Dr. Jaime Arguello, Associate Professor at the UNC School of Information and Library Science (SILS), teaches courses and conducts research in the areas of information retrieval, data mining, and machine learning. His main area of research is aggregated search, where the goal is to develop search systems that integrate results from multiple independent sources. Dr. Arguello develops algorithms and evaluation methodologies for deciding which sources to select and how to display them. His most recent research studies how users interact with aggregated search displays and how differences in display affect users’ expectations and behaviors. His second main area of research focuses on search assistance, where the goal is to develop interactions to help search engine users working on complex tasks. His work has received support from the National Science Foundation (NSF), and he won the Distinguished Teaching Award for Post-Baccalaureate Instruction from UNC-Chapel Hill in 2017.
Dr. Melanie Feinberg, Associate Professor at the UNC School of Information and Library Science (SILS), is a classificationist whose research approach combines design with the humanities. Her work focuses on learning how to read and write databases to complement our engineering and mining of them. She received her PhD in 2008 from the iSchool at the University of Washington; she has a master’s from the iSchool at Berkeley (2004) and was an undergraduate at Stanford (1992). In her professional career before returning to academia, she was a content strategist and technical editor, working at companies such as Apple Computer, Scient, and PeopleSoft.
Dr. Christopher (Cal) Lee is a Professor at the UNC School of Information and Library Science (SILS), a Fellow of the Society of American Archivists (SAA), and recent editor of The American Archivist. He teaches archival administration, records management, digital curation, understanding information technology for managing digital collections, and digital forensics. Dr. Lee’s primary area of research is curation of digital collections. He is currently Principal Investigator for BitCurator NLP and was PI of BitCurator Access and BitCurator, projects that have developed and disseminated open-source digital forensics tools for use by libraries, archives, and museums (LAMS). He is also co-PI for OSSArcFlow, a project led by SILS and the Educopia Institute, to research, devise, and test strategies for implementing three leading open source software (OSS) technologies.

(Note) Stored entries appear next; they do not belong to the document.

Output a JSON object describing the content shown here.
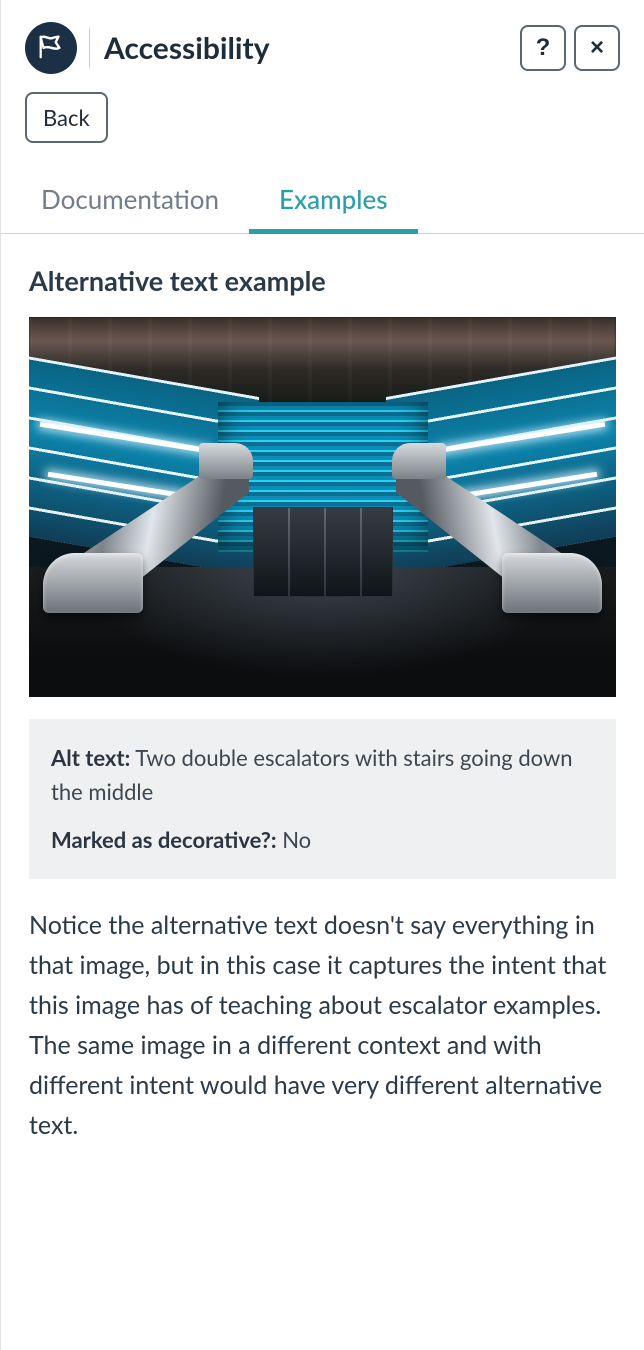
{
  "header": {
    "title": "Accessibility",
    "logo_icon": "pope-tech-logo"
  },
  "buttons": {
    "help": "?",
    "close": "×",
    "back": "Back"
  },
  "tabs": [
    {
      "label": "Documentation",
      "active": false
    },
    {
      "label": "Examples",
      "active": true
    }
  ],
  "example": {
    "section_title": "Alternative text example",
    "alt_text_label": "Alt text:",
    "alt_text_value": "Two double escalators with stairs going down the middle",
    "decorative_label": "Marked as decorative?:",
    "decorative_value": "No",
    "explanation": "Notice the alternative text doesn't say everything in that image, but in this case it captures the intent that this image has of teaching about escalator examples. The same image in a different context and with different intent would have very different alternative text."
  }
}
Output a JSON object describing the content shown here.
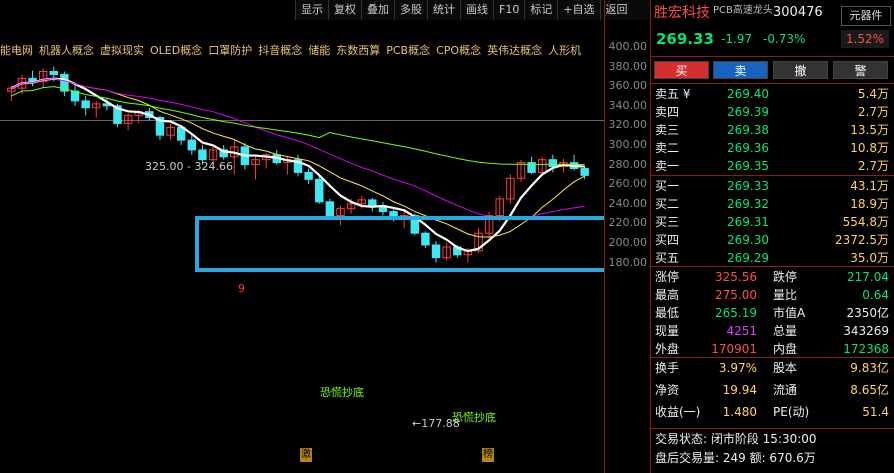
{
  "toolbar": [
    "显示",
    "复权",
    "叠加",
    "多股",
    "统计",
    "画线",
    "F10",
    "标记",
    "+自选",
    "返回"
  ],
  "concepts": [
    "能电网",
    "机器人概念",
    "虚拟现实",
    "OLED概念",
    "口罩防护",
    "抖音概念",
    "储能",
    "东数西算",
    "PCB概念",
    "CPO概念",
    "英伟达概念",
    "人形机"
  ],
  "yaxis": [
    "400.00",
    "380.00",
    "360.00",
    "340.00",
    "320.00",
    "300.00",
    "280.00",
    "260.00",
    "240.00",
    "220.00",
    "200.00",
    "180.00"
  ],
  "annotations": {
    "range_label": "325.00 - 324.66",
    "nine": "9",
    "panic1": "恐慌抄底",
    "panic2": "恐慌抄底",
    "low_label": "←177.88",
    "mark1": "激",
    "mark2": "榜"
  },
  "stock": {
    "name": "胜宏科技",
    "code": "300476",
    "sub": "PCB高速龙头",
    "sector": "元器件",
    "price": "269.33",
    "change": "-1.97",
    "change_pct": "-0.73%",
    "amplitude": "1.52%"
  },
  "buttons": [
    "买",
    "卖",
    "撤",
    "警"
  ],
  "asks": [
    {
      "label": "卖五 ¥",
      "price": "269.40",
      "vol": "5.4万"
    },
    {
      "label": "卖四",
      "price": "269.39",
      "vol": "2.7万"
    },
    {
      "label": "卖三",
      "price": "269.38",
      "vol": "13.5万"
    },
    {
      "label": "卖二",
      "price": "269.36",
      "vol": "10.8万"
    },
    {
      "label": "卖一",
      "price": "269.35",
      "vol": "2.7万"
    }
  ],
  "bids": [
    {
      "label": "买一",
      "price": "269.33",
      "vol": "43.1万"
    },
    {
      "label": "买二",
      "price": "269.32",
      "vol": "18.9万"
    },
    {
      "label": "买三",
      "price": "269.31",
      "vol": "554.8万"
    },
    {
      "label": "买四",
      "price": "269.30",
      "vol": "2372.5万"
    },
    {
      "label": "买五",
      "price": "269.29",
      "vol": "35.0万"
    }
  ],
  "stats1": [
    {
      "l1": "涨停",
      "v1": "325.56",
      "c1": "red",
      "l2": "跌停",
      "v2": "217.04",
      "c2": "green"
    },
    {
      "l1": "最高",
      "v1": "275.00",
      "c1": "red",
      "l2": "量比",
      "v2": "0.64",
      "c2": "green"
    },
    {
      "l1": "最低",
      "v1": "265.19",
      "c1": "green",
      "l2": "市值A",
      "v2": "2350亿",
      "c2": "white"
    },
    {
      "l1": "现量",
      "v1": "4251",
      "c1": "mag",
      "l2": "总量",
      "v2": "343269",
      "c2": "white"
    },
    {
      "l1": "外盘",
      "v1": "170901",
      "c1": "red",
      "l2": "内盘",
      "v2": "172368",
      "c2": "green"
    }
  ],
  "stats2": [
    {
      "l1": "换手",
      "v1": "3.97%",
      "l2": "股本",
      "v2": "9.83亿"
    },
    {
      "l1": "净资",
      "v1": "19.94",
      "l2": "流通",
      "v2": "8.65亿"
    },
    {
      "l1": "收益(一)",
      "v1": "1.480",
      "l2": "PE(动)",
      "v2": "51.4"
    }
  ],
  "footer": {
    "status": "交易状态: 闭市阶段 15:30:00",
    "after": "盘后交易量: 249  额: 670.6万"
  },
  "chart_data": {
    "type": "candlestick",
    "ylim": [
      170,
      410
    ],
    "candles": [
      [
        355,
        360,
        345,
        358
      ],
      [
        358,
        372,
        352,
        368
      ],
      [
        368,
        376,
        360,
        365
      ],
      [
        365,
        378,
        358,
        375
      ],
      [
        375,
        380,
        365,
        372
      ],
      [
        372,
        375,
        350,
        355
      ],
      [
        355,
        362,
        340,
        345
      ],
      [
        345,
        350,
        330,
        338
      ],
      [
        338,
        345,
        328,
        342
      ],
      [
        342,
        348,
        335,
        340
      ],
      [
        340,
        342,
        318,
        322
      ],
      [
        322,
        332,
        315,
        330
      ],
      [
        330,
        336,
        322,
        334
      ],
      [
        334,
        338,
        325,
        328
      ],
      [
        328,
        330,
        305,
        310
      ],
      [
        310,
        322,
        305,
        318
      ],
      [
        318,
        320,
        300,
        305
      ],
      [
        305,
        312,
        290,
        295
      ],
      [
        295,
        300,
        280,
        285
      ],
      [
        285,
        298,
        278,
        295
      ],
      [
        295,
        300,
        285,
        288
      ],
      [
        288,
        305,
        270,
        298
      ],
      [
        298,
        302,
        275,
        280
      ],
      [
        280,
        288,
        265,
        285
      ],
      [
        285,
        292,
        276,
        290
      ],
      [
        290,
        295,
        280,
        282
      ],
      [
        282,
        288,
        270,
        285
      ],
      [
        285,
        290,
        268,
        272
      ],
      [
        272,
        276,
        260,
        265
      ],
      [
        265,
        268,
        240,
        242
      ],
      [
        242,
        245,
        225,
        228
      ],
      [
        228,
        238,
        218,
        235
      ],
      [
        235,
        245,
        230,
        240
      ],
      [
        240,
        248,
        235,
        244
      ],
      [
        244,
        246,
        232,
        238
      ],
      [
        238,
        242,
        228,
        232
      ],
      [
        232,
        236,
        222,
        225
      ],
      [
        225,
        232,
        215,
        228
      ],
      [
        228,
        230,
        208,
        210
      ],
      [
        210,
        212,
        195,
        198
      ],
      [
        198,
        202,
        180,
        185
      ],
      [
        185,
        200,
        182,
        196
      ],
      [
        196,
        198,
        185,
        188
      ],
      [
        188,
        195,
        180,
        192
      ],
      [
        192,
        215,
        190,
        210
      ],
      [
        210,
        232,
        205,
        228
      ],
      [
        228,
        248,
        222,
        245
      ],
      [
        245,
        270,
        240,
        266
      ],
      [
        266,
        285,
        262,
        282
      ],
      [
        282,
        288,
        270,
        272
      ],
      [
        272,
        288,
        268,
        285
      ],
      [
        285,
        290,
        272,
        278
      ],
      [
        278,
        286,
        272,
        282
      ],
      [
        282,
        290,
        274,
        276
      ],
      [
        276,
        278,
        265,
        269
      ]
    ]
  }
}
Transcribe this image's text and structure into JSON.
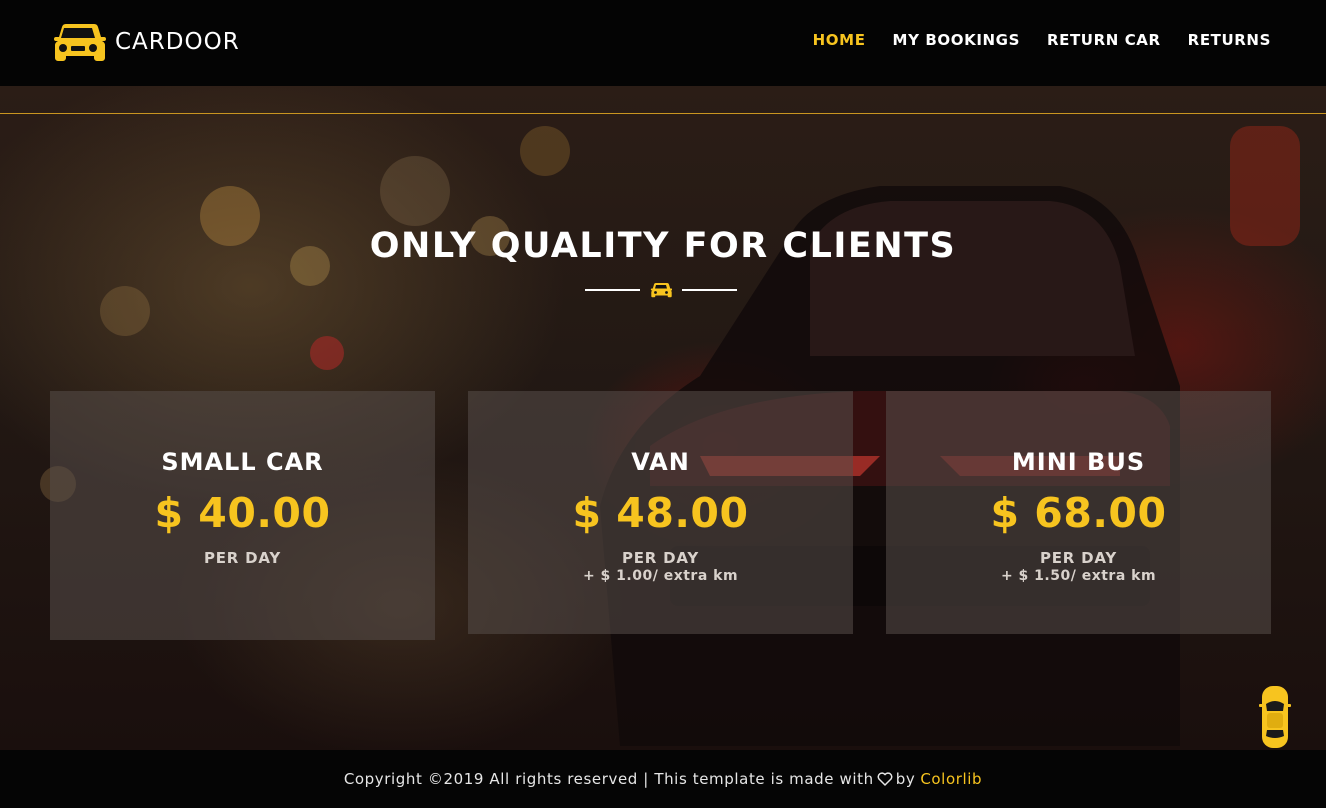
{
  "brand": {
    "name": "CARDOOR",
    "logo_icon": "car-front-icon"
  },
  "nav": {
    "items": [
      {
        "label": "HOME",
        "active": true
      },
      {
        "label": "MY BOOKINGS",
        "active": false
      },
      {
        "label": "RETURN CAR",
        "active": false
      },
      {
        "label": "RETURNS",
        "active": false
      }
    ]
  },
  "hero": {
    "title": "ONLY QUALITY FOR CLIENTS",
    "divider_icon": "car-icon"
  },
  "pricing": [
    {
      "name": "SMALL CAR",
      "price": "$ 40.00",
      "period": "PER DAY",
      "extra": ""
    },
    {
      "name": "VAN",
      "price": "$ 48.00",
      "period": "PER DAY",
      "extra": "+ $ 1.00/ extra km"
    },
    {
      "name": "MINI BUS",
      "price": "$ 68.00",
      "period": "PER DAY",
      "extra": "+ $ 1.50/ extra km"
    }
  ],
  "footer": {
    "copyright": "Copyright ©2019 All rights reserved | This template is made with",
    "heart_icon": "heart-icon",
    "by": "by",
    "credit": "Colorlib"
  },
  "scroll_top": {
    "icon": "car-top-view-icon"
  },
  "colors": {
    "accent": "#f7c41f",
    "navbar": "#040404",
    "card_bg": "rgba(88,78,74,0.55)",
    "text": "#ffffff"
  }
}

Dr. Arcot Rajasekar is a Professor at the UNC School of Information and Library Science (SILS) and a Chief Scientist at the Renaissance Computing Institute (RENCI). Previously he was at the San Diego Supercomputer Center at the University of California, San Diego, leading the Data Grids Technology Group. He has been involved in research and development of data grid middleware systems for over a decade and is a lead originator behind the concepts in the Storage Resource Broker (SRB) and the integrated Rule Oriented Data Systems (iRODS), two premier data grid middleware developed by the Data Intensive Cyber Environments Group. A leading proponent of policy-oriented, large-scale data management, Dr. Rajasekar has several research projects funded by the National Science Foundation, the National Archives, National Institute of Health and other federal agencies.